SWIM LIKE A SHARK is another of Rochat's educational programs, launched in 2015, which teaches water skills to underprivileged children while nurturing the next generation of ocean guardians.

===Documentary Filmmaker===
Rochat is the CEO of Blue Pulse Pictures, her documentary film company which produces awareness documentaries focused on the oceans. She is a producer for the SABC3 TV Human/Nature show since 2004 50|50 and has produced a number of inserts for them, including Sharks in Deep Trouble, a documentary about shark finning in South African waters.

===Photographer, Environmental Writer and Author===
Rochat is an environmental photojournalist and underwater photographer. Her bylines and images have been published in many newspapers (in 2010 Rochat covered the CITES conference in Doha Qatar for Associated Press) and magazines including Africa Geographic, Ocean Geographic, Diver Magazine, and Asian Diver. She runs photographic expeditions and wildlife safaris through her company, Shark Warrior Adventures.
She is the author of educational books for children, namely Sharks, Teachers Handbook, Alphabet of the Sea, Marine Activities, and Feebee the Turtle.

===Campaigner===
Through AfriOceans Rochat produces campaigns aimed at raising awareness about critical ocean issues. With Saatchi & Saatchi, Cape Town, Rochat created the Rethink the Shark campaign which won a Wildscreen Panda Award in 2008. This was followed by her Rethink the Predator campaign, and Oceans Reach Out campaign. In 2012 Rochat launched the Shark Warrior campaign through AfriOceans which identifies high profile individuals who lend their fame and name to the shark conservation cause. These include South Africa's sexiest man 2014 and celebrity Johnathan Boyton-Lee, champion freediver, Trevor Hutton who dove to 70 metres in the AfriOceans Deep Freedive for Sharks campaign, and big wave surfer Frank Solomon.

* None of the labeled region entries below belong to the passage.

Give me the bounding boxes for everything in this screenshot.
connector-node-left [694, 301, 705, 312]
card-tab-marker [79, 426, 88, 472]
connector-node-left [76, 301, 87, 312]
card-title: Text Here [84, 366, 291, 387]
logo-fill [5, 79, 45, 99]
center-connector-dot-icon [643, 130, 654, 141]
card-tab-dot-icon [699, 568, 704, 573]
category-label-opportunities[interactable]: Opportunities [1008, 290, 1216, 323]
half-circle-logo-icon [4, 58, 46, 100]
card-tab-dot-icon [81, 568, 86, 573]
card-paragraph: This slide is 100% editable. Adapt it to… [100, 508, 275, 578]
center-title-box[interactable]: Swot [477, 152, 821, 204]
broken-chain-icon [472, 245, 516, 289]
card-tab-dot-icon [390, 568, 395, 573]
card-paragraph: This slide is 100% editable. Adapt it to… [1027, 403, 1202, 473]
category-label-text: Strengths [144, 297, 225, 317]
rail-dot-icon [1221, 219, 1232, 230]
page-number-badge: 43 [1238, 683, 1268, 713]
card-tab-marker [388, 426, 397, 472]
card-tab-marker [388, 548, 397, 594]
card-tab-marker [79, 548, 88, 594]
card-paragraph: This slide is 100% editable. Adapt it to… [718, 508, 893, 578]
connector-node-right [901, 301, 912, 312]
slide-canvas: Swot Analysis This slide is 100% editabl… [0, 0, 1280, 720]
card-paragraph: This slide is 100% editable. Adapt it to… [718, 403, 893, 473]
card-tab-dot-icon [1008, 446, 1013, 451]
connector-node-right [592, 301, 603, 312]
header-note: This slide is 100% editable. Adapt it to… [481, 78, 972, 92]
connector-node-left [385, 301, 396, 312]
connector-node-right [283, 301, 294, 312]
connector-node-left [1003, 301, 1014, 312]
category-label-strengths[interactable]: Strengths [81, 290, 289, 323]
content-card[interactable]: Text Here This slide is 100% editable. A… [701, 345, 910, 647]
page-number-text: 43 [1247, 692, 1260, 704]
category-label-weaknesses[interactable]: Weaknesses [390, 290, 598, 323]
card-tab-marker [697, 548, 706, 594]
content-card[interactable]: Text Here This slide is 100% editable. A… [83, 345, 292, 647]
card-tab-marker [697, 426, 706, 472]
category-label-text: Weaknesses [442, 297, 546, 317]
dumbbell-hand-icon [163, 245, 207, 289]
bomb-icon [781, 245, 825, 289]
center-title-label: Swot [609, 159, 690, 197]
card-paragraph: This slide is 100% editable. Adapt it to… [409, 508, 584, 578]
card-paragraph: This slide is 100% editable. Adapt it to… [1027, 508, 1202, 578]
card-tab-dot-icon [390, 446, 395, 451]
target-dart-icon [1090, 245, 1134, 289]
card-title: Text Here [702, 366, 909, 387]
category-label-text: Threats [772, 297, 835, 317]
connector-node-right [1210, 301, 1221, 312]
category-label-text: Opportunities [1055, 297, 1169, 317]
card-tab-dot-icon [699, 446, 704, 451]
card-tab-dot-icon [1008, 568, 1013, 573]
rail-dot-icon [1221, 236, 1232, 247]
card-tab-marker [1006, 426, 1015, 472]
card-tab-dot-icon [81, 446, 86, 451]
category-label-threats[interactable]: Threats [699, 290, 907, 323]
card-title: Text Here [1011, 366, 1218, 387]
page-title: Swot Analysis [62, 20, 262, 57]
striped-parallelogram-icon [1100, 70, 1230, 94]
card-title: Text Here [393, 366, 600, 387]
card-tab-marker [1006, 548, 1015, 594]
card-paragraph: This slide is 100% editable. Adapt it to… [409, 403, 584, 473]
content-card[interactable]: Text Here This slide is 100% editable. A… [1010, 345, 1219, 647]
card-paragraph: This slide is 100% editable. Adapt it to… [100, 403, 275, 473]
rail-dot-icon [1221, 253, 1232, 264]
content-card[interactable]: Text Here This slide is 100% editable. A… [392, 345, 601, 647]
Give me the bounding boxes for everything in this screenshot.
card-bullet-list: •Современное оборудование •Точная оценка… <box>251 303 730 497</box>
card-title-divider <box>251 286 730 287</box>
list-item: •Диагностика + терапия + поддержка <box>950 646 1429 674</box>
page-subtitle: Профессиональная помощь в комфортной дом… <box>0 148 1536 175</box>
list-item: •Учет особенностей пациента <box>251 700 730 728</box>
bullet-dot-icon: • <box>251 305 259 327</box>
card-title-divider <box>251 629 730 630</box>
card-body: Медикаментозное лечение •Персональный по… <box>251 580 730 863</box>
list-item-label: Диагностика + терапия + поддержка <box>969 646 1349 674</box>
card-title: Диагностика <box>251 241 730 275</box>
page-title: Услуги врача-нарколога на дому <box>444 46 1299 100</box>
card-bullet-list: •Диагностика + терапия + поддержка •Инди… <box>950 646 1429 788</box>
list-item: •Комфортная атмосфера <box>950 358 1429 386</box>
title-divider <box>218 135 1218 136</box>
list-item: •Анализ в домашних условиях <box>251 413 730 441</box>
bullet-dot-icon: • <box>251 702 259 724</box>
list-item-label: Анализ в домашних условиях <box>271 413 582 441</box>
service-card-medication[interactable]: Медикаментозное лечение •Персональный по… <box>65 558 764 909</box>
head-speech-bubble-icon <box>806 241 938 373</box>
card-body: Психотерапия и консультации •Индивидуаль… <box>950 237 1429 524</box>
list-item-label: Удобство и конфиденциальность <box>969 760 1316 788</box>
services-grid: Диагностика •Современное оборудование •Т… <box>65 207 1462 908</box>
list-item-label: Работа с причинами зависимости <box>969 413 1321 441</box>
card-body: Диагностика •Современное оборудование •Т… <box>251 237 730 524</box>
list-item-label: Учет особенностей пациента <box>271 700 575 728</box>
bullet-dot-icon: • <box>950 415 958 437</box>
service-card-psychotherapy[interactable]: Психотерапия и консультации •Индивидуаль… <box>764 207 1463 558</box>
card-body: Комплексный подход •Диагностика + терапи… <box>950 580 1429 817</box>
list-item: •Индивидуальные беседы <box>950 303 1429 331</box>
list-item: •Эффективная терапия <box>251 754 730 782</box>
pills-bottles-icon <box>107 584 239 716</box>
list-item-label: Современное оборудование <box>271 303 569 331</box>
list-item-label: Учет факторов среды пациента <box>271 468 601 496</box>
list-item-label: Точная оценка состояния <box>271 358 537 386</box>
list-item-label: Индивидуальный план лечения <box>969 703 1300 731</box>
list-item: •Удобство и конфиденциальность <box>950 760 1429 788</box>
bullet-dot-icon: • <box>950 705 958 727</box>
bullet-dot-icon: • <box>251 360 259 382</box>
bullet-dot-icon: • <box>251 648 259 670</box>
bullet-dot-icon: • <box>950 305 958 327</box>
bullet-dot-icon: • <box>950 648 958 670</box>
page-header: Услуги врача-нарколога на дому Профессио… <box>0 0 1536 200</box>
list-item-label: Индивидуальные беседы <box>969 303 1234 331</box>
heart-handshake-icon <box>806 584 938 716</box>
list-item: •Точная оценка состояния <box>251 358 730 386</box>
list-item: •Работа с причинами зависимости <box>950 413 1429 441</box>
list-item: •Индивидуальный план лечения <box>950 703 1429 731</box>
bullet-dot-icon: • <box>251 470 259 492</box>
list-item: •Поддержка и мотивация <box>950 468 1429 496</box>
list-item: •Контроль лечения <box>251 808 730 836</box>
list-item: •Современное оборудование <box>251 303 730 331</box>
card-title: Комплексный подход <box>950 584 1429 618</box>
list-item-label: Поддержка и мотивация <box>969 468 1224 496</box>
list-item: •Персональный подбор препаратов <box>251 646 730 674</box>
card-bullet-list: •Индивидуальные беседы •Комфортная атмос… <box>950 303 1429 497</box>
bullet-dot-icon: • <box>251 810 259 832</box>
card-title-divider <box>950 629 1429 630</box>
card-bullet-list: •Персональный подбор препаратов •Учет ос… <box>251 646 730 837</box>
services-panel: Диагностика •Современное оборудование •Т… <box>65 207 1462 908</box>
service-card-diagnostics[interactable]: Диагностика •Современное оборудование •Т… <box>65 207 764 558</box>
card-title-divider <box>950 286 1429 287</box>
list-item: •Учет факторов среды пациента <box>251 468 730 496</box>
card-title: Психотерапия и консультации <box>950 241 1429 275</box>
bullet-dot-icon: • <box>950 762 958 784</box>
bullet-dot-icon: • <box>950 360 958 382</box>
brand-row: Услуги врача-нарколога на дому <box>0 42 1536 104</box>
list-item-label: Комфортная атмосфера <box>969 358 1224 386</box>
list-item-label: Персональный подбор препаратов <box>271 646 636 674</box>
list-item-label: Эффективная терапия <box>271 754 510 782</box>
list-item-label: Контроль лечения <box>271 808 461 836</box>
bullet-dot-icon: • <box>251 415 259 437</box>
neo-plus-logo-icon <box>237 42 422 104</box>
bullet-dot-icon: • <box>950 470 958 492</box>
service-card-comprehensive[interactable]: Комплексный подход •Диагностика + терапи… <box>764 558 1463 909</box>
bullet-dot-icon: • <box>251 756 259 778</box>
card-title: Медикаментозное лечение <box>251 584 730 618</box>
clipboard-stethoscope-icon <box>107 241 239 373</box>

===Extreme Conservationist===
Given the lengths Rochat goes to, to raise awareness, Rochat is considered an extreme conservationist. For two of her awareness campaigns Catches Anything, Kills Everything and Get Hooked on Conservation, Ban Drumlines, Rochat stripped naked and posed underwater with sharks surrounding her. Rochat is the voice for those who cannot speak and is often on international and national TV shows challenging policies and practices which harm marine life.

===Speaker===
As a public speaker, Rochat speaks at events and to companies, organisations, universities and schools. Raising awareness about the oceans and global environmental change are key messages in her multi-media presentations.